Malam itu, rombongan dari Kota Tasikmalaya hadir bukan sebagai peserta biasa. Mereka datang sebagai penutur kisah. Puluhan seniman dari beberapa sanggar dan guru-guru seni budaya, serta beberapa pejabat Kota Resik, mengenakan kostum etnik nan anggun, membawa properti yang memvisualkan keagungan Legenda Prabu Dilaya—sosok legendaris penyebar agama islam di Tatar Sukapura Tasikmalaya. Di pundak mereka, Situ Gede bukan lagi sekadar danau—ia berubah menjadi panggung yang hidup. Kisah Prabu Dilaya bukan sekedar dongeng, tapi jelmaan sakral titisan keagungan alam.

Diantaranya ada beberapa perempuan dengan selendang berkilau. Mereka menari pelan, seperti riak air yang disapu angin sore. Di belakangnya, aktor yang memerankan Prabu Dilaya melangkah penuh wibawa, membawa tombak berhias ukiran garuda. Lalu di kejauhan, pengeras suara menyajikan narasi yang menggema.
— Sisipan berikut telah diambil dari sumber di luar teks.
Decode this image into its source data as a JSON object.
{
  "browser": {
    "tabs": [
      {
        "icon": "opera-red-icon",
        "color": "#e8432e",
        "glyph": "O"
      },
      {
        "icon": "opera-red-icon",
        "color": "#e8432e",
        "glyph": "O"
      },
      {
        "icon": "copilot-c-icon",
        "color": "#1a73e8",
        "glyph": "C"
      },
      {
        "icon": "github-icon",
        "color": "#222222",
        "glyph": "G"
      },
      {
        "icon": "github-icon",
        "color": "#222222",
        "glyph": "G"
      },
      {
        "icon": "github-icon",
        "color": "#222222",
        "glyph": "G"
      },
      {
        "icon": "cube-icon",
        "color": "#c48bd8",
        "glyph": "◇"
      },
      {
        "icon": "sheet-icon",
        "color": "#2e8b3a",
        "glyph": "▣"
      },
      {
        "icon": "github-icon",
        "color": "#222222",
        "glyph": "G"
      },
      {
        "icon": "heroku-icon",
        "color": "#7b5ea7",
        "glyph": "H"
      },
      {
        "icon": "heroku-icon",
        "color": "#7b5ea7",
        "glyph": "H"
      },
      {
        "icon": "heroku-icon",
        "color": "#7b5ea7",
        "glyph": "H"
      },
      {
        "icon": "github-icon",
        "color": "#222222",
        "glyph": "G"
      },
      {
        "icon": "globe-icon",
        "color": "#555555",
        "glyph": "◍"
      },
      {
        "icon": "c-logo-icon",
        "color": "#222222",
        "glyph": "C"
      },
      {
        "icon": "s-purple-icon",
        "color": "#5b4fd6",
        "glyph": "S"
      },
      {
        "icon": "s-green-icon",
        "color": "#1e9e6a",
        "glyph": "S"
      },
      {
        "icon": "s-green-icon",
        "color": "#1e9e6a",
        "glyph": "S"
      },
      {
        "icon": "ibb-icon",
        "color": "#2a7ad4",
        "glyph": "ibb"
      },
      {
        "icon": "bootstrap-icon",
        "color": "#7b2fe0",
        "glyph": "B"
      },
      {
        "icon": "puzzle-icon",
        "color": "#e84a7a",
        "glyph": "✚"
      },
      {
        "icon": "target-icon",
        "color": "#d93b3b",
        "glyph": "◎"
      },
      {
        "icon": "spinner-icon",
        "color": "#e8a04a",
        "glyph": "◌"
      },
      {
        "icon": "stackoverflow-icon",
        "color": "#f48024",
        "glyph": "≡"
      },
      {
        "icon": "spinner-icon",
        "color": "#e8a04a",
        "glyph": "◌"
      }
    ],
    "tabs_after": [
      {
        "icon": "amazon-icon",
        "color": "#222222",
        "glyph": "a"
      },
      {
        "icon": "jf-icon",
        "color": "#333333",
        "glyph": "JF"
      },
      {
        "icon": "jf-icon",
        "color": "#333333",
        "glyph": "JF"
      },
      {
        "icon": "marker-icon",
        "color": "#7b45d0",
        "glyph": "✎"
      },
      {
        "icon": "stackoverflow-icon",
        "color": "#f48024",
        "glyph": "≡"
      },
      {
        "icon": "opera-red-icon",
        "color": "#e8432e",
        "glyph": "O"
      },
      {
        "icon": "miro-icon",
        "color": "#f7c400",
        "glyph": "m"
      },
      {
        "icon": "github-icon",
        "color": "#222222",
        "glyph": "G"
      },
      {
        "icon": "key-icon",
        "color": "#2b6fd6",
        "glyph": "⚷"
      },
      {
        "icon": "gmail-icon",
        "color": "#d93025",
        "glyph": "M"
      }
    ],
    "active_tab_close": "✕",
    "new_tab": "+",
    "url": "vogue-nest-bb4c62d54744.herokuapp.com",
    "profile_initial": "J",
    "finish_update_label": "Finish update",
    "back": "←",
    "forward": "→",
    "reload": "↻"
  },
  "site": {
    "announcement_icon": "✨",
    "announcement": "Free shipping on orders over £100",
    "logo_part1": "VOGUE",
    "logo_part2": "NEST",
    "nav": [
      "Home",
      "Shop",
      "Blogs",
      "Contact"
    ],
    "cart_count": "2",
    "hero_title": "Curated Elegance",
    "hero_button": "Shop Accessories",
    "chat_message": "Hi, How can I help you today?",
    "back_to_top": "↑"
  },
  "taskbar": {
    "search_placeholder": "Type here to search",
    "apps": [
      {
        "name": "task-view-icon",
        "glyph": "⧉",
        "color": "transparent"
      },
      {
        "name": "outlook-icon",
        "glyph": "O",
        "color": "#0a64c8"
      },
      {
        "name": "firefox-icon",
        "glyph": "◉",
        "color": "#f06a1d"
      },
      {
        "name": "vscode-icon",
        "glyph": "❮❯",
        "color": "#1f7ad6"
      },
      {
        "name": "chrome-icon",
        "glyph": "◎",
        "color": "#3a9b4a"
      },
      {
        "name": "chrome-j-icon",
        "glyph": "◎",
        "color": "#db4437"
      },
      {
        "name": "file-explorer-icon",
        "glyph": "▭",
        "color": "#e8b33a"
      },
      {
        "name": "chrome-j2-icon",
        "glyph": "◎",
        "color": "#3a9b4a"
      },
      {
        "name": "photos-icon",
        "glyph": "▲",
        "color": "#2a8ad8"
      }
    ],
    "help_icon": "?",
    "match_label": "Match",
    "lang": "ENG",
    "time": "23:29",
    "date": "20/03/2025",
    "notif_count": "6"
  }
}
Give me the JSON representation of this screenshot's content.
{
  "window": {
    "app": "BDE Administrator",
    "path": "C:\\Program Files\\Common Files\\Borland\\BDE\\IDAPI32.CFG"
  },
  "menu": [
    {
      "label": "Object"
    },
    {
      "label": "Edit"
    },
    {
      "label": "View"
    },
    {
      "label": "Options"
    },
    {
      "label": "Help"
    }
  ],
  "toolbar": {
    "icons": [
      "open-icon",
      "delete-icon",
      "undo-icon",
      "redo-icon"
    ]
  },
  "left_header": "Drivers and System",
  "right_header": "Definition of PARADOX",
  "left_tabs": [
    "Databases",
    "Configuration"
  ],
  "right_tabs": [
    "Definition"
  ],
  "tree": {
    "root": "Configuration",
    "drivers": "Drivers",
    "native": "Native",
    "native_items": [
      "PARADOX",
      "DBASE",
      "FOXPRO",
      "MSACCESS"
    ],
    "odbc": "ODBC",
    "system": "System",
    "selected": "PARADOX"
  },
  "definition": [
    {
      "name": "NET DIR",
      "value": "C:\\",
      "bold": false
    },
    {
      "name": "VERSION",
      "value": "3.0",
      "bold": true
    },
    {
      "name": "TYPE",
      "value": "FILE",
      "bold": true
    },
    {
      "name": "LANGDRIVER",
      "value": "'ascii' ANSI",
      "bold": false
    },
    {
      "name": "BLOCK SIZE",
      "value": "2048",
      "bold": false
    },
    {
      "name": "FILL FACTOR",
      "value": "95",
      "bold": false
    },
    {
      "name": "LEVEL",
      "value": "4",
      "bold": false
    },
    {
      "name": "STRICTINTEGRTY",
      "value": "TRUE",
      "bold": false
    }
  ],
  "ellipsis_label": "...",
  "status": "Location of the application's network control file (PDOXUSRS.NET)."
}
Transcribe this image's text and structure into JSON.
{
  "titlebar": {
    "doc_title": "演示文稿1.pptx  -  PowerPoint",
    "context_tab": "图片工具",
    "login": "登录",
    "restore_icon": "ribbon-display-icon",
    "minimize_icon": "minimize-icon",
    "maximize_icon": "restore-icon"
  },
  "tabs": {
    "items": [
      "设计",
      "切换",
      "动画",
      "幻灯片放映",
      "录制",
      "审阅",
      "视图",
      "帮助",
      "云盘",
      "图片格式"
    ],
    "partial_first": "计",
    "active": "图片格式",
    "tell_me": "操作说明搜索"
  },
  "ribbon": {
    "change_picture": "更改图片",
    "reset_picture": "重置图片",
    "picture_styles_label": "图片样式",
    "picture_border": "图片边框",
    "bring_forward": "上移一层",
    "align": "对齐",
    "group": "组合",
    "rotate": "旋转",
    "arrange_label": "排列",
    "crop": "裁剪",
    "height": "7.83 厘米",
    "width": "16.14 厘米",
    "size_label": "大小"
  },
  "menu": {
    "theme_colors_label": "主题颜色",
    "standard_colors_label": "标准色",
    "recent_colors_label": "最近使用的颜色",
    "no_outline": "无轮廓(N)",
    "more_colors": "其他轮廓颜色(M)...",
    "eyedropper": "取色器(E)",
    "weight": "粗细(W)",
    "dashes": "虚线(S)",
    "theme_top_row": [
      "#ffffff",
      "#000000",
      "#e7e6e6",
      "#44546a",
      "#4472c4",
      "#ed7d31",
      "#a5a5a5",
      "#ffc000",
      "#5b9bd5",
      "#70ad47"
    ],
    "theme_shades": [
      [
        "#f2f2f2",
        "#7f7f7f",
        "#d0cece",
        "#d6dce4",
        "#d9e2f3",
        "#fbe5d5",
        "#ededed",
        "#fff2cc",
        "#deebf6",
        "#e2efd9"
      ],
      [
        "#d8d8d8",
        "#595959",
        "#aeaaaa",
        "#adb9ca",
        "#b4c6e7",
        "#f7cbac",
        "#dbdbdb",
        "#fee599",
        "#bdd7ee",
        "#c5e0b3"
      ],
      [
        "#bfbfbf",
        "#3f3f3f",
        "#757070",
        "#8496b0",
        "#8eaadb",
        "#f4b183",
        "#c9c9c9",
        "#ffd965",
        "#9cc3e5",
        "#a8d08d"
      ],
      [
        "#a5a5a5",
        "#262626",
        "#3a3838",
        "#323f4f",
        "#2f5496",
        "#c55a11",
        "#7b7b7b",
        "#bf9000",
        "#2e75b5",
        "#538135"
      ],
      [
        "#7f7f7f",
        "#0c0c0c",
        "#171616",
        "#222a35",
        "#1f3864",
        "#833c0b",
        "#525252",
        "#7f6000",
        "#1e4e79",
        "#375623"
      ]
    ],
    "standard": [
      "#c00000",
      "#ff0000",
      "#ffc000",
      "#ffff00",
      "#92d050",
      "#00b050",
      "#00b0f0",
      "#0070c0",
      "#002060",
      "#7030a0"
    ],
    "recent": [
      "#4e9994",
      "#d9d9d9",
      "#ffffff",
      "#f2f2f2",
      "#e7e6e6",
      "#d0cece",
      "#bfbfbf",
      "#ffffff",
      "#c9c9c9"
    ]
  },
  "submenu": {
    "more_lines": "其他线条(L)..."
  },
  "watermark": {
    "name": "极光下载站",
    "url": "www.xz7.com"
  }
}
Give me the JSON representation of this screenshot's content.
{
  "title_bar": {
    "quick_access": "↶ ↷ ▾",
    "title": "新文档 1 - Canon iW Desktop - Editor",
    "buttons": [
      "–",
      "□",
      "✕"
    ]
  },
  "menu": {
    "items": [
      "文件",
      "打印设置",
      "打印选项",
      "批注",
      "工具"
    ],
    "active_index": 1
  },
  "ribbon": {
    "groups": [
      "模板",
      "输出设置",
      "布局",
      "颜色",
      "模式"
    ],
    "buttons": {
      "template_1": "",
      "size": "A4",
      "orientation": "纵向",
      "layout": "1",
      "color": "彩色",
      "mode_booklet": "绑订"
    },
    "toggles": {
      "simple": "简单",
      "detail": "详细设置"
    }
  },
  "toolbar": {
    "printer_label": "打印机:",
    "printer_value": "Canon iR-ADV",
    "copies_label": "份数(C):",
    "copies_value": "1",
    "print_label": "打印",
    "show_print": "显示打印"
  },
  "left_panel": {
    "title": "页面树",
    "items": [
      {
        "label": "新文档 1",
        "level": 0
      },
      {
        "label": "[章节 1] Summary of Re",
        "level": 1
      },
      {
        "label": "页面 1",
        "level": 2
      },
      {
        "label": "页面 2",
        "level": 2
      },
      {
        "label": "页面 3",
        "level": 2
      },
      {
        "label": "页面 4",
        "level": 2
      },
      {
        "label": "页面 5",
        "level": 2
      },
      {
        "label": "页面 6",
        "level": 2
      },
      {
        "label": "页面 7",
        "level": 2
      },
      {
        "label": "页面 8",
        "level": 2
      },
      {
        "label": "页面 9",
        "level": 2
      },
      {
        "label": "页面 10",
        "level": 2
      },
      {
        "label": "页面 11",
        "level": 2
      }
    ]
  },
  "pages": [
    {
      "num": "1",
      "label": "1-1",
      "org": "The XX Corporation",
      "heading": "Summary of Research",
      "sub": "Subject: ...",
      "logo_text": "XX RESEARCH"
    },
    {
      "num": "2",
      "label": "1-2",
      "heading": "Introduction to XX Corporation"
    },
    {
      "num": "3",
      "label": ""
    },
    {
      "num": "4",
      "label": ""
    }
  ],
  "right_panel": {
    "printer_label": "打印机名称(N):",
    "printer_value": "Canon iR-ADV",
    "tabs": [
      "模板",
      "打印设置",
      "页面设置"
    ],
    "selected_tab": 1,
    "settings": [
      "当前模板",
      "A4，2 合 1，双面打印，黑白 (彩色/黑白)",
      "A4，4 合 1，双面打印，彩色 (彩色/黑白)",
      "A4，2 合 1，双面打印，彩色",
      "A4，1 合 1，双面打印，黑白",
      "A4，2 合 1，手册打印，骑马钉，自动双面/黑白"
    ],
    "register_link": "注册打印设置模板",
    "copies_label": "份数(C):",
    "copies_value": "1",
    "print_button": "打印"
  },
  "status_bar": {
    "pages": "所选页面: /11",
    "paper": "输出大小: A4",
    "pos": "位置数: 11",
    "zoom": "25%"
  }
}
“Di kaki Galunggung, ketika fajar menembus kabut dan angin membawa harum dedaunan hutan, Situ Gede terbangun dalam keheningan suci. Dan di tengah dekapannya, Prabu Dilaya bersemayam, menemani semesta yang tenang sejak ribuan tahun silam,” papar Sang Narator, yang diembankan pada Andri Candiaman, S.Sn., salah seorang Pamong Budaya yang dimiliki Pemkot Tasikmalaya.

Narasi itu tak hanya didengar—ia masuk ke dalam kepala penonton, melukis imajinasi. Anak-anak kecil ternganga saat melihat tiruan perahu tradisional yang melaju perlahan di tengah parade. Para orang tua merekam dengan gawai mereka, sementara bisik-bisik kekaguman menyebar seperti ombak kecil.

Tak sedikit yang terdiam ketika Andi melanjutkan narasinya:

“Airnya jernih, memantulkan langit seperti cermin alam. Di tepiannya, pepohonan rimbun berdiri seperti barisan penjaga masa lalu. Burung-burung berputar di angkasa, dan riak dayung perahu yang mengantarkan kita kembali pada alam. Di sini, waktu bisa terasa melambat. Inilah Situ Gede Kota Tasikmalaya, bukan hanya tempat—tapi ruang untuk kembali pada batin yang damai.”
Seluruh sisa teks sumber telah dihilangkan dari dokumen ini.